Under Section 16 of the Securities Exchange Act of 1934 directors, officers, and principal stockholders must file reports and must do so within certain time deadlines.
[citation needed] This section has a well-established regulatory history and is not prone to sudden large changes.
It is possible to make available an incomplete prospectus, provided that there is a "Subject to Completion" legend prominently displayed and no sales effort is made.
The table must show the separate amounts to be paid by the company and any current shareholders selling their shares as part of the distribution.
If the underwriters or any selling group members[d] intend to engage in passive market making,[e] the company must describe this.
This wording is not absolute; alternate phrasing can be found that adds statements such as: "in the event that a claim for indemnification against such liabilities (other than the payment by us of expenses incurred or paid by a director or officer of ours in the successful defense of the action, suit or proceeding) is asserted by the director or officer in connection with securities which may have been registered, we will, unless in the opinion of our counsel the matter has been settled by controlling precedent, submit to a court or appropriate jurisdiction the question whether such indemnification by us is against public policy as expressed in the Securities Act and will be governed by the final adjudication of such issues.

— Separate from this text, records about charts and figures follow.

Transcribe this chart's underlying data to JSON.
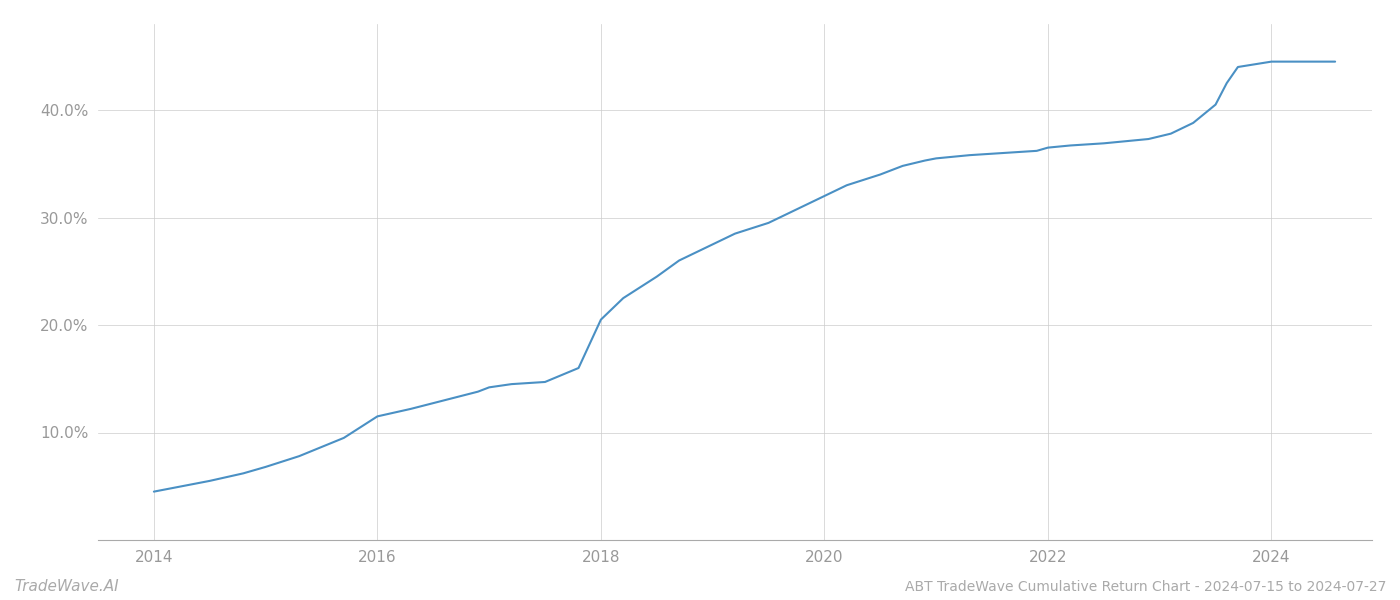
{
  "title": "ABT TradeWave Cumulative Return Chart - 2024-07-15 to 2024-07-27",
  "watermark": "TradeWave.AI",
  "line_color": "#4a90c4",
  "background_color": "#ffffff",
  "grid_color": "#cccccc",
  "xlim": [
    2013.5,
    2024.9
  ],
  "ylim": [
    0,
    48
  ],
  "yticks": [
    10.0,
    20.0,
    30.0,
    40.0
  ],
  "xticks": [
    2014,
    2016,
    2018,
    2020,
    2022,
    2024
  ],
  "title_fontsize": 10,
  "tick_fontsize": 11,
  "watermark_fontsize": 11,
  "line_width": 1.5,
  "x_data": [
    2014.0,
    2014.2,
    2014.5,
    2014.8,
    2015.0,
    2015.3,
    2015.7,
    2016.0,
    2016.3,
    2016.6,
    2016.9,
    2017.0,
    2017.2,
    2017.5,
    2017.8,
    2018.0,
    2018.2,
    2018.5,
    2018.7,
    2018.9,
    2019.0,
    2019.2,
    2019.5,
    2019.7,
    2019.9,
    2020.0,
    2020.2,
    2020.5,
    2020.7,
    2020.9,
    2021.0,
    2021.3,
    2021.6,
    2021.9,
    2022.0,
    2022.2,
    2022.5,
    2022.7,
    2022.9,
    2023.1,
    2023.3,
    2023.5,
    2023.6,
    2023.7,
    2024.0,
    2024.3,
    2024.57
  ],
  "y_data": [
    4.5,
    4.9,
    5.5,
    6.2,
    6.8,
    7.8,
    9.5,
    11.5,
    12.2,
    13.0,
    13.8,
    14.2,
    14.5,
    14.7,
    16.0,
    20.5,
    22.5,
    24.5,
    26.0,
    27.0,
    27.5,
    28.5,
    29.5,
    30.5,
    31.5,
    32.0,
    33.0,
    34.0,
    34.8,
    35.3,
    35.5,
    35.8,
    36.0,
    36.2,
    36.5,
    36.7,
    36.9,
    37.1,
    37.3,
    37.8,
    38.8,
    40.5,
    42.5,
    44.0,
    44.5,
    44.5,
    44.5
  ]
}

Item 101(c)(1)(xii) requires that appropriate disclosures be made as to the material effects that compliance with Federal, State and local provisions regulating the discharge of materials into the environment, or otherwise relating to protection of the environment, may have upon the expenditures, earnings and competitive position of the registrant and its subsidiaries.
Item 103 requires a registrant to briefly describe pending legal proceedings to which it or its property is a party, in particular any environmental impact litigation.
If a registrant is aware of similar actions contemplated by governmental authorities, Item 103 requires disclosure of those proceedings as well.